I understand the intent of HIPAA is to protect patient privacy. So our business practices should be geared towards that. A lot of HIPAA is also good business practices – such as the requirement to backup data systems off site. And having processes in place for the protection of patient information is also good defence for civil litigation.

I think as long as we are making a reasonable and good faith effort – and documenting those efforts – than the home based billing service is fine. The HIPAA act uses the word “reasonable” several times. I have never heard of any type of “HIPAA Police” from the Department of Health & Human Services that go around inspecting billing services and providers offices for compliance. Its only if someone files a complaint that any investigation would be conducted.

The HIPAA Survival Guide is a good resource for explaining a lot of the requirements of HIPAA and boiling them down so the rest of us can understand them.

Walk around your office and look for any potential privacy and security risks or violations. Look for patient information that is in full view of any visitors. Is there anything that can be seen through a window?

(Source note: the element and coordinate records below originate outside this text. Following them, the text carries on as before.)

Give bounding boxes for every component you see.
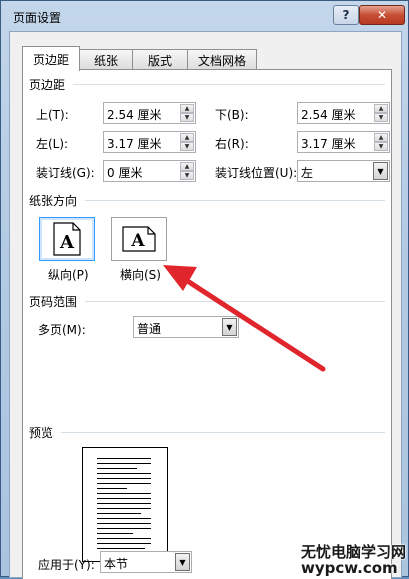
gutter-spinner[interactable]: 0 厘米 ▲ ▼ — [103, 160, 196, 182]
portrait-label[interactable]: 纵向(P) — [48, 266, 89, 283]
gutter-position-label: 装订线位置(U): — [215, 166, 298, 180]
spin-down-icon[interactable]: ▼ — [180, 113, 194, 122]
right-margin-label: 右(R): — [215, 137, 249, 151]
help-button[interactable]: ? — [333, 5, 359, 25]
gutter-label: 装订线(G): — [36, 166, 95, 180]
close-icon: ✕ — [376, 8, 388, 22]
right-margin-value: 3.17 厘米 — [301, 137, 356, 151]
dialog-title: 页面设置 — [13, 11, 62, 25]
apply-to-select[interactable]: 本节 ▼ — [100, 551, 192, 573]
watermark-line2: wypcw.com — [301, 559, 398, 577]
chevron-down-icon[interactable]: ▼ — [373, 162, 388, 180]
top-margin-spinner[interactable]: 2.54 厘米 ▲ ▼ — [103, 102, 196, 124]
chevron-down-icon[interactable]: ▼ — [175, 553, 190, 571]
help-icon: ? — [342, 8, 350, 22]
spin-up-icon[interactable]: ▲ — [180, 162, 194, 171]
margins-divider — [73, 84, 385, 85]
right-margin-spinner[interactable]: 3.17 厘米 ▲ ▼ — [297, 131, 390, 153]
tab-layout[interactable]: 版式 — [132, 49, 188, 70]
orientation-section-title: 纸张方向 — [29, 194, 78, 208]
spin-up-icon[interactable]: ▲ — [180, 133, 194, 142]
spin-down-icon[interactable]: ▼ — [374, 142, 388, 151]
landscape-page-icon: A — [122, 226, 156, 252]
bottom-margin-label: 下(B): — [215, 108, 249, 122]
gutter-position-value: 左 — [301, 166, 314, 180]
gutter-position-select[interactable]: 左 ▼ — [297, 160, 390, 182]
bottom-margin-value: 2.54 厘米 — [301, 108, 356, 122]
orientation-divider — [85, 200, 385, 201]
portrait-page-icon: A — [53, 222, 81, 256]
left-margin-spinner[interactable]: 3.17 厘米 ▲ ▼ — [103, 131, 196, 153]
spin-up-icon[interactable]: ▲ — [374, 104, 388, 113]
svg-text:A: A — [59, 232, 75, 253]
apply-to-label: 应用于(Y): — [38, 558, 95, 572]
title-bar[interactable]: 页面设置 ? ✕ — [1, 1, 409, 31]
spin-down-icon[interactable]: ▼ — [180, 142, 194, 151]
tab-panel-margins: 页边距 上(T): 2.54 厘米 ▲ ▼ 下(B): 2.54 厘米 ▲ ▼ 左(… — [22, 69, 392, 579]
gutter-value: 0 厘米 — [107, 166, 143, 180]
multiple-pages-value: 普通 — [137, 322, 162, 336]
portrait-button[interactable]: A — [39, 217, 95, 261]
chevron-down-icon[interactable]: ▼ — [222, 318, 237, 336]
spin-down-icon[interactable]: ▼ — [374, 113, 388, 122]
page-setup-dialog: 页面设置 ? ✕ 页边距 纸张 版式 文档网格 页边距 上(T): 2.54 厘… — [0, 0, 409, 579]
tab-document-grid[interactable]: 文档网格 — [187, 49, 257, 70]
close-button[interactable]: ✕ — [359, 5, 405, 25]
landscape-button[interactable]: A — [111, 217, 167, 261]
landscape-label[interactable]: 横向(S) — [120, 266, 161, 283]
spin-up-icon[interactable]: ▲ — [180, 104, 194, 113]
spin-down-icon[interactable]: ▼ — [180, 171, 194, 180]
apply-to-value: 本节 — [104, 557, 129, 571]
margins-section-title: 页边距 — [29, 78, 66, 92]
top-margin-value: 2.54 厘米 — [107, 108, 162, 122]
spin-up-icon[interactable]: ▲ — [374, 133, 388, 142]
page-preview — [82, 447, 168, 562]
left-margin-label: 左(L): — [36, 137, 69, 151]
tab-paper[interactable]: 纸张 — [79, 49, 133, 70]
left-margin-value: 3.17 厘米 — [107, 137, 162, 151]
top-margin-label: 上(T): — [36, 108, 69, 122]
pages-divider — [85, 301, 385, 302]
bottom-margin-spinner[interactable]: 2.54 厘米 ▲ ▼ — [297, 102, 390, 124]
tab-margins[interactable]: 页边距 — [22, 46, 80, 71]
dialog-body: 页边距 纸张 版式 文档网格 页边距 上(T): 2.54 厘米 ▲ ▼ 下(B)… — [9, 31, 402, 579]
multiple-pages-label: 多页(M): — [38, 323, 86, 337]
multiple-pages-select[interactable]: 普通 ▼ — [133, 316, 239, 338]
pages-section-title: 页码范围 — [29, 295, 78, 309]
preview-section-title: 预览 — [29, 426, 54, 440]
svg-text:A: A — [130, 231, 145, 251]
preview-divider — [61, 432, 385, 433]
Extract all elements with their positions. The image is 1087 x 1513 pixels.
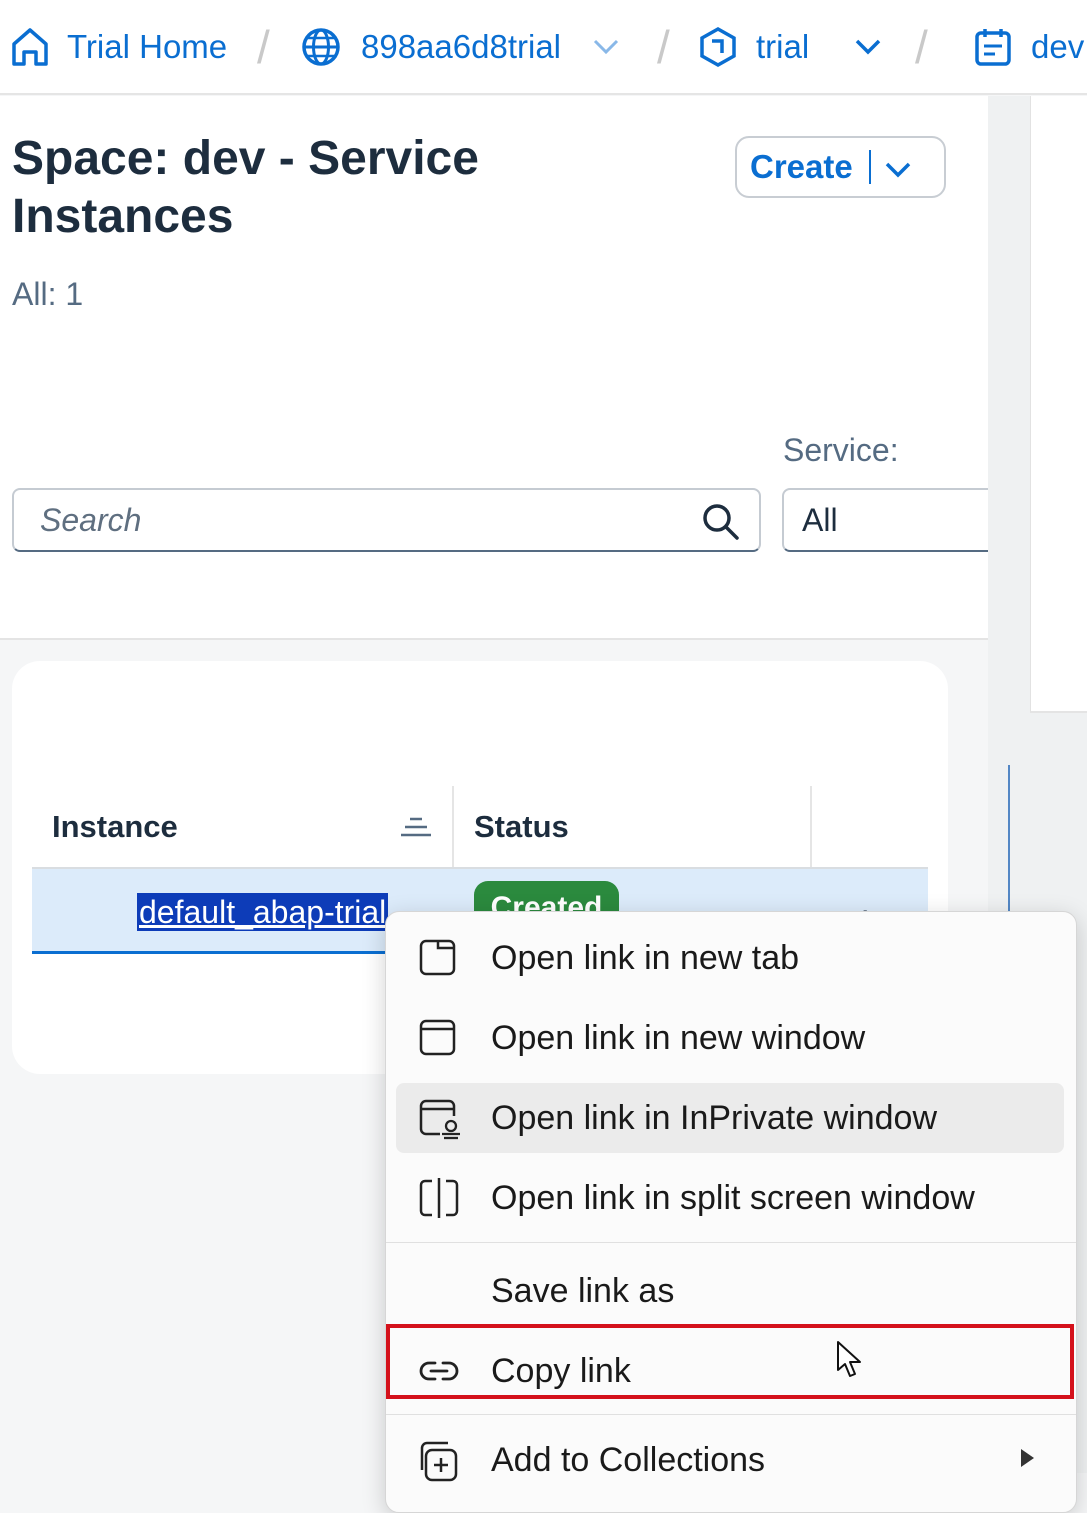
breadcrumb-home-label: Trial Home: [67, 28, 228, 65]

It’s a good idea to have written policies of your services privacy practices like removing files from the office, emailing or faxing patient information, how to handle complaints from patients, etc. Unless you have employees of course you would be the Privacy Officer. Some things to consider when developing policies:

  • Location of the fax machine. Is it located where only those working in your office can access it? What happens to faxes when unattended (is the office locked?).
  • When sending patient information via email, consider using encryption in case the email goes to the wrong recipient they cannot view it.
  • Do you have a cover sheet with a confidentiality statement which explains the fax contains personal medical information and if it is received by anyone other than the intended recipient it should be destroyed and the sender notified.
  • If you have anyone else who accesses your office when you aren’t there can they access patient information? If so they should sign a confidentiality statement. This could be a landlord, IT/Computer technician, cleaning crew, etc. When you have them sign a confidentiality agreement you are making a reasonable attempt to protect patient information. If these people violate the agreement, you are not held responsible.
  • Phone conversations where patient information is discussed should not be in a setting that can be overheard. You could be on the phone with the insurance company discussing claim information – treatments, diagnosis, medication, address, etc.
  • When files containing patient information are removed from the office there should be a log showing what information was removed, who removed it, date removed and returned, etc. These records should be carried in a case marked “Confidential Medical Records” or similar markings. Again another reasonable measure taken to protect this information if something were to happen in transit.
  • Computer monitors should be located so if you have visitors to your office, they cannot view information displayed. There are also screen covers that limit the field of view for this type of situation.
  • If someone requests patient information, the patient’s written consent must be provided prior to release.
  • Computers and servers running the practice management software should have STRONG passwords both to log onto the machine and to log into the application. The software should also be configured to log who accessed the application, what they did, and when – most of them already have this capability.

I hope this helps some. The best advice I can offer is to do everything you can to reasonably protect patient information that is in your care.